Other former clients cited in the whistleblower complaint include Dillard University, the Archdiocese of New Orleans and the city's public school system.

DOJ says "claims alleged in the lawsuit, including those resolved by Xavier, are allegations only, and there has been no determination of liability."

AECOM says in a statement, that “it’s disappointing that 15 years after Hurricane Katrina, the federal government wants to claw back funds from educational institutions that endured so much damage from the impact of the storm.” It vowed to defend its work, which it said was done under the guidance and supervision of the federal government.

The whistleblower lawsuit was filed in 2016 by Robert Romero, an AECOM project specialist. He claims that company employees repeatedly submitted false or misleading information to FEMA for clients by fraudulently increasing the amount of hurricane damage to buildings.

He contends that company management knew by 2011 that at least one employee, Randall Krause, was committing the fraud but did not inform the government or mitigate the over payments. AECOM later fired Krause.

Romero, still employed by AECOM, received $2.3 million under the Xavier University settlement, says DOJ.

The alleged fraud included claims of damage to non-existing concrete building foundations and fictitious basements, systematic inflation of cost estimates for damaged items, inflation of building square footage and submission of fraudulent damage photographs, the complaint said.

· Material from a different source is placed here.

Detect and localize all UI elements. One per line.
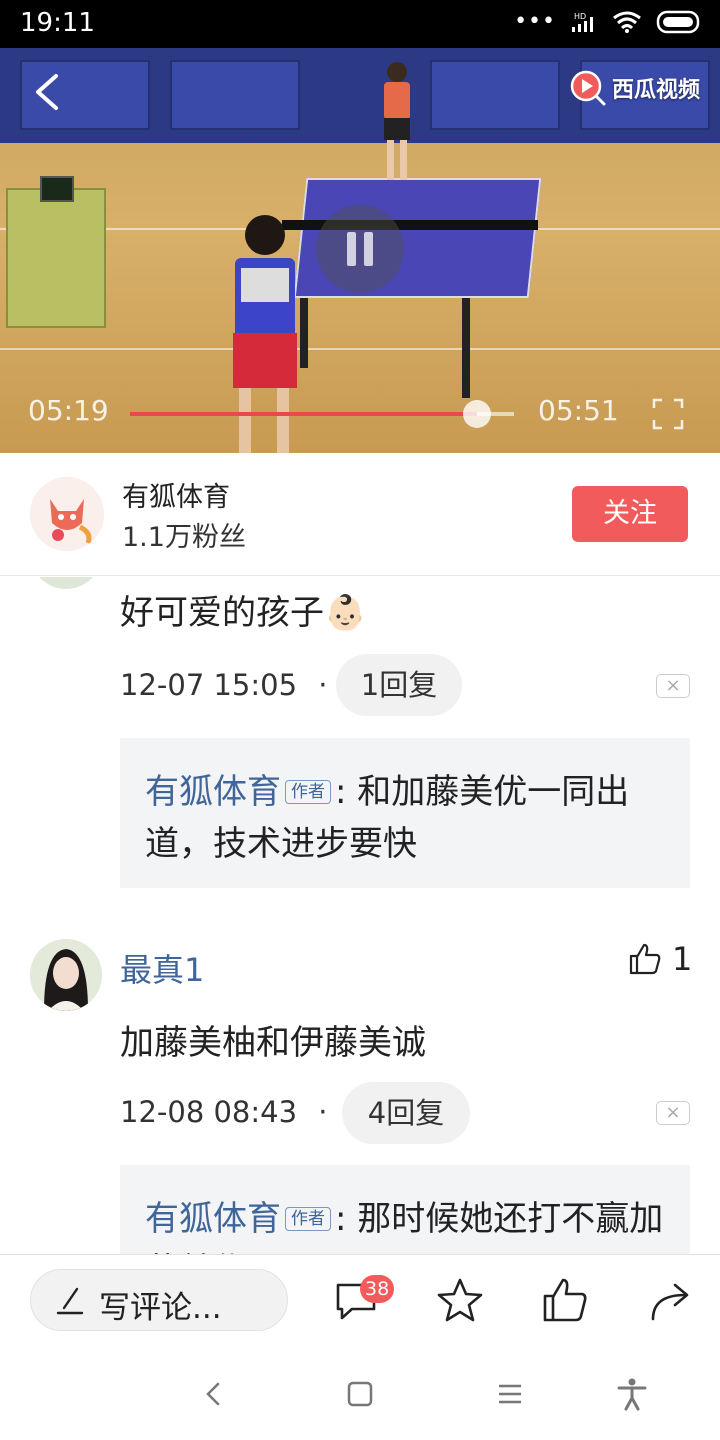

In some cases, AECOM took advantage of a FEMA policy called the “50% rule” by manipulating repair and replacement estimates so the agency would pay for full replacement when it should have paid only for less expensive repairs, the complaint said.

AECOM contends that FEMA directed contractors to “say yes” to applicants and make extra effort to obtain federal payment requested for damages. The government now has " changed their tune,” AECOM said in a statement.

But Romero's complaint also contends that AECOM benefited from the fraud through contract renewals. “FEMA evaluated contractors based on metrics including total productivity," it says, which enabled AECOM to charge FEMA "for hundreds of additional billable hours.”

According to DOJ, AECOM received more than $300 million between 2005 and 2019 from FEMA as a technical assistance contractor that conducted site evaluations and prepared and reviewed damage and repair estimates used to determine whether applicants were eligible for public assistance funds.

Xavier University “knowingly, recklessly with willful blindness” submitted false and misleading documents about the extent of damage to its property, says the lawsuit. Specifically, it received funding based on damage to a gymnasium’s concrete floating slab foundation when the building had no such foundation, said the complaint, which also noted that it received funds to replace its electric distribution system that was not damaged by the storm and ran for six years post-Katrina.

DOJ did not intervene in fraud lawsuits against Dillard University, the Archdiocese or the school system, which were also for alleged submissions of false and misleading claims of damage. The department did not state any reason for not intervening.